What follows is a blend of narration, poetic visuals, historical b-roll, and classic film snippets drawn from Vivien Hillgrove’s 50-year journey as a sound and picture editor, resulting in a remarkable directorial debut, especially considering she could barely see the dailies during production.
“Losing your sight is a compelling narrative,” Hillgrove states. “It's incredibly remarkable. However, life doesn’t abandon you when your vision fades.
“I was given an amazing opportunity to address it through creative expression,” she continues, “which was astonishing — that there were people supporting the film's creation from its inception.”
One of those supporters is Deann Borshay Liem, a documentary filmmaker who produced Vivien’s Wild Ride after collaborating with Hillgrove as an editor on several of her projects.

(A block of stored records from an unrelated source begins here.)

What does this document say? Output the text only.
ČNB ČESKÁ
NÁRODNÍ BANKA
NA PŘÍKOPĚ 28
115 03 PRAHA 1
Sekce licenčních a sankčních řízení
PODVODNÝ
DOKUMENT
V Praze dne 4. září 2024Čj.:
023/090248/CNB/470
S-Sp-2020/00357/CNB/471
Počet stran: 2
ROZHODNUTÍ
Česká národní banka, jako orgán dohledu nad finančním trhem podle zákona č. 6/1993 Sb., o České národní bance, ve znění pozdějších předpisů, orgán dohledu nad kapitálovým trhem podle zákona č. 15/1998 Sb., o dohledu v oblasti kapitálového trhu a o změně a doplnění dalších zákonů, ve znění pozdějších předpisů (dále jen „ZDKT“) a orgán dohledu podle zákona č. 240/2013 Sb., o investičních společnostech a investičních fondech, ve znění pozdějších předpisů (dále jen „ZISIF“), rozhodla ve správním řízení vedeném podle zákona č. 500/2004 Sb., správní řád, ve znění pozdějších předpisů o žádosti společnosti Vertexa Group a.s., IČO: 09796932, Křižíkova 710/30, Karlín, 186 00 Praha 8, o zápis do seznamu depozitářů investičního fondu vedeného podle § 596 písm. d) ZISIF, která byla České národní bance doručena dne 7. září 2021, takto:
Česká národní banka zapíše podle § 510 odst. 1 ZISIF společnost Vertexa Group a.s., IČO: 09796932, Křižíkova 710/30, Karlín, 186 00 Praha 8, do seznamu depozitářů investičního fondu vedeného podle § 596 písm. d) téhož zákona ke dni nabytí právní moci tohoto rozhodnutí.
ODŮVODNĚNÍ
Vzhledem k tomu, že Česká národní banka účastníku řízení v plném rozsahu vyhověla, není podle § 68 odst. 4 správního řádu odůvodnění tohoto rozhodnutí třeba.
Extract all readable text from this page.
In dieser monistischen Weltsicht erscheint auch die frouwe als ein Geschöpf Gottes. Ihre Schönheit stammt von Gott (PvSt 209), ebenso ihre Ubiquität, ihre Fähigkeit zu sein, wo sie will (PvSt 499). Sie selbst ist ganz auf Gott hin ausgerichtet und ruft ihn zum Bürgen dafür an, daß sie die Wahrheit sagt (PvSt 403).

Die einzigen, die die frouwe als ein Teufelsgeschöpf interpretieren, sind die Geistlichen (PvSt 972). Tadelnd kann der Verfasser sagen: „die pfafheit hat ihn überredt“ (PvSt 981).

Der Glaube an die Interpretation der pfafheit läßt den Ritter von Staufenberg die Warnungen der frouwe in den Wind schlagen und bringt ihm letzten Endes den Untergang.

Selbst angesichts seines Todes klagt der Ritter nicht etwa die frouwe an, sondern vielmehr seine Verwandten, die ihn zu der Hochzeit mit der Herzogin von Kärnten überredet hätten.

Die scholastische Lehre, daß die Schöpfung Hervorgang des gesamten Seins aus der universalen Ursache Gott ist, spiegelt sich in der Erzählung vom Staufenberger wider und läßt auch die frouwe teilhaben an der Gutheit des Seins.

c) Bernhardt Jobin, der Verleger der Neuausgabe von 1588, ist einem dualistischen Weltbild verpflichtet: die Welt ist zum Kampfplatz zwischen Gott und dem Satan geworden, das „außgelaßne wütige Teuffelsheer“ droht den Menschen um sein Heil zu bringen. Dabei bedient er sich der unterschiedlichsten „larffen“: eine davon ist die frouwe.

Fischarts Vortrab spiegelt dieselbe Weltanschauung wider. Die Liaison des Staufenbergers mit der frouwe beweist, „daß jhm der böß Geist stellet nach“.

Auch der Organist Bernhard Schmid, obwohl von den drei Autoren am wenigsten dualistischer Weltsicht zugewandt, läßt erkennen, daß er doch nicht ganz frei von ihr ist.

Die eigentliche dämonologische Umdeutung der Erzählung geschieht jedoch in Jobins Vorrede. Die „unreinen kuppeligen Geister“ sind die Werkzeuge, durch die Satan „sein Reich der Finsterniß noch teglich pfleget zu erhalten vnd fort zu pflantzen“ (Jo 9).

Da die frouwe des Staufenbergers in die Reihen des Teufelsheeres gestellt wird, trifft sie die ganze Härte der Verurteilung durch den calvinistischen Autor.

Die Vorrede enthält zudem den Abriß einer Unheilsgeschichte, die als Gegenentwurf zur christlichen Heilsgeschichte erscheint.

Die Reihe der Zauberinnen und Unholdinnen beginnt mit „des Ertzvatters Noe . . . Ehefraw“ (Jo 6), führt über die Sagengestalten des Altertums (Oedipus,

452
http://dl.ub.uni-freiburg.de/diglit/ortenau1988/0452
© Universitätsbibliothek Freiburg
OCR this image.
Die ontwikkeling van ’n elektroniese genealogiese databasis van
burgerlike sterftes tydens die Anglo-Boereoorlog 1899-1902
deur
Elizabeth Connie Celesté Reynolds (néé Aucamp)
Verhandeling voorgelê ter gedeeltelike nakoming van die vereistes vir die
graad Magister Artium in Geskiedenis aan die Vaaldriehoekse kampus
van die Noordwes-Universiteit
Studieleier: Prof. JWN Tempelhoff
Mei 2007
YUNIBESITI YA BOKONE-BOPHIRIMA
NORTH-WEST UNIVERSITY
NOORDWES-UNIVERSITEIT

“What struck me was witnessing her loss of eyesight and yet transforming it into a visually stunning film,” Liem shares. “The way Viv expressed what she envisioned despite her impaired vision was truly remarkable to observe.”
While the concept of Vivien’s Wild Ride is especially intriguing for those in the film industry — as it may seem like a distressing scenario — the underlying narrative is far richer, exploring a captivating life filled with both tragedy and triumph.
Hillgrove's early years include a teenage pregnancy in the early ‘60s, during which her parents compelled her to give the baby up for adoption. This profound loss lingers with her for many years and seems to relate to her more recent vision loss, which has worsened since finishing the film.
The macular degeneration that has affected her sight began with blurriness: letters disappeared from words, details faded from objects, and then faces were obscured.
This condition is diagnosed in over 200,000 individuals annually and impacts each person differently.
As one individual in a support group featured in the film explains, it’s challenging for friends and family to grasp how macular degeneration influences daily life and to comprehend that it does not improve. This was a significant inspiration for Hillgrove to convey her experience on film.
“My primary goal was to find a way to communicate this to people who either live with or care for those losing their vision — providing them with a visual reference point for understanding,” she says.
“I’ve received numerous calls saying, ‘Suddenly, my family comprehends what I see when experiencing macular degeneration.’ If it alters or enhances understanding about macular degeneration, I’ll be happy.”
Regarding how a director with vision impairment creates a film, Hillgrove remarks, “I was practically two inches from the monitor. I hope I didn’t cause myself any harm,” she laughs. “And my editor assisted me by replaying scenes I was uncertain about.”
Her sharp photographic memory, honed from editing many films, was also crucial to the project.
“I memorized the film when my sight was better than it was towards the end,” she notes. “But you certainly memorize the dailies; that’s just a talent of editing.”
Hillgrove began her career in the late ‘60s, working in sound mixing and editing for industrial and educational films in San Francisco. She even edited a few adult films under the alias Lorraine Sprocket before moving towards the burgeoning experimental film movement in the Bay Area following the psychedelic Summer of Love.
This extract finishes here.